Race car drivers look out at him across
their windshield rabbits' feet, all over Spain,
even as bare-assed acolytes scoff at a mummied corpse
and kiss its cartilaged, reliquary feet. Here's the lost,
arched bridge over the river to the Sordo,
where Isidro's only son has crapped in a mossed-veined
well and doesn't die, fiftieth miracle of the year 1130.

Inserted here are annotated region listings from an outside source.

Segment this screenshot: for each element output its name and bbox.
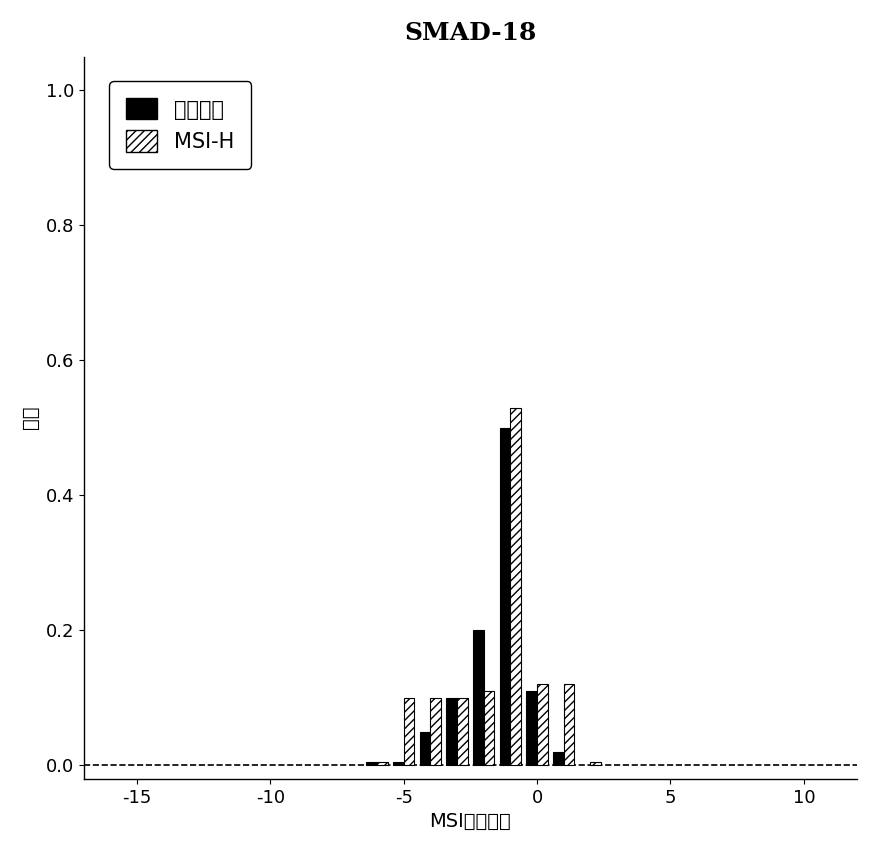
Bar <box>403 698 414 765</box>
Bar <box>446 698 457 765</box>
Bar <box>483 691 494 765</box>
Legend: 正常样本, MSI-H: 正常样本, MSI-H <box>110 81 251 169</box>
Bar <box>457 698 467 765</box>
Bar <box>589 762 601 765</box>
X-axis label: MSI重复元素: MSI重复元素 <box>429 812 510 832</box>
Bar <box>393 762 403 765</box>
Y-axis label: 频率: 频率 <box>21 406 39 429</box>
Title: SMAD-18: SMAD-18 <box>403 20 536 45</box>
Bar <box>473 630 483 765</box>
Bar <box>499 428 510 765</box>
Bar <box>526 691 537 765</box>
Bar <box>510 407 520 765</box>
Bar <box>366 762 376 765</box>
Bar <box>553 751 563 765</box>
Bar <box>430 698 440 765</box>
Bar <box>376 762 388 765</box>
Bar <box>563 684 574 765</box>
Bar <box>419 732 430 765</box>
Bar <box>537 684 547 765</box>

But now, in linseed grass-stained ebonies
and lead-white moonlit skies we catapult
ladylike El Greco out of the globe-glass orb
of earth which is earth's mirror, when we sing
the saint's lolling cancíon of dawn, Cantabrian
bones of his wife stacked in parsonage, outside
the only river's crossing till one rococo church
walks home. The deaf-mute me is squelching berries
and radishes; sodden in lampblack we climb
to the top of Bruegel's hill, high enough to plunder
a kestrel's hair-weave of twigs and ibis eggs,
to stretch our warlock neckpieces and ready
for the ancient, ordinary kill of Job. Quixote nuevo,
Espíritu Santo, embers of flamenco fueling
the firestorm burning up the backbone
of the Guardarramas, second moonrise
two borrachos skimming black whey
from the Age of Reason, straddled by
carnnelian nuns who scream pleats off their tatters,
into the fold of skin where mary lies, dolt'like,
waiting for a second draught of oranged rye.
Picasso's henchmen slink past the sword of light,
some Tereze in Ecstasy, Ixion's wheel of ice,
freeing what music this chambered nautilus
of sheepfold bleats. The chanting sucks
at the sphere of the death of God,
beneath the foetid surface of this lake-pool picture,
one hidden egress to an aging underworld.
As a boy I'm one of those that fails to see the miracle,
bloody toe-stump and gaping craven mouth,
succumbing to wheeze and dropsy of the air.
My dead father has to carry me up
to where thion harlequins take leaks and slake
the privileges of fucking. The half-crazed,
lice-wigged, drowsy El Coco Que Habla,
with his two-stringed mandolin strums
the mudcake seasick urchins back to the skirts
of raven Judith, who still starves for love and justice,
blathering at dopeheads just a step ahead of me
in this dance for the patron saint of Mesmer and Madrid.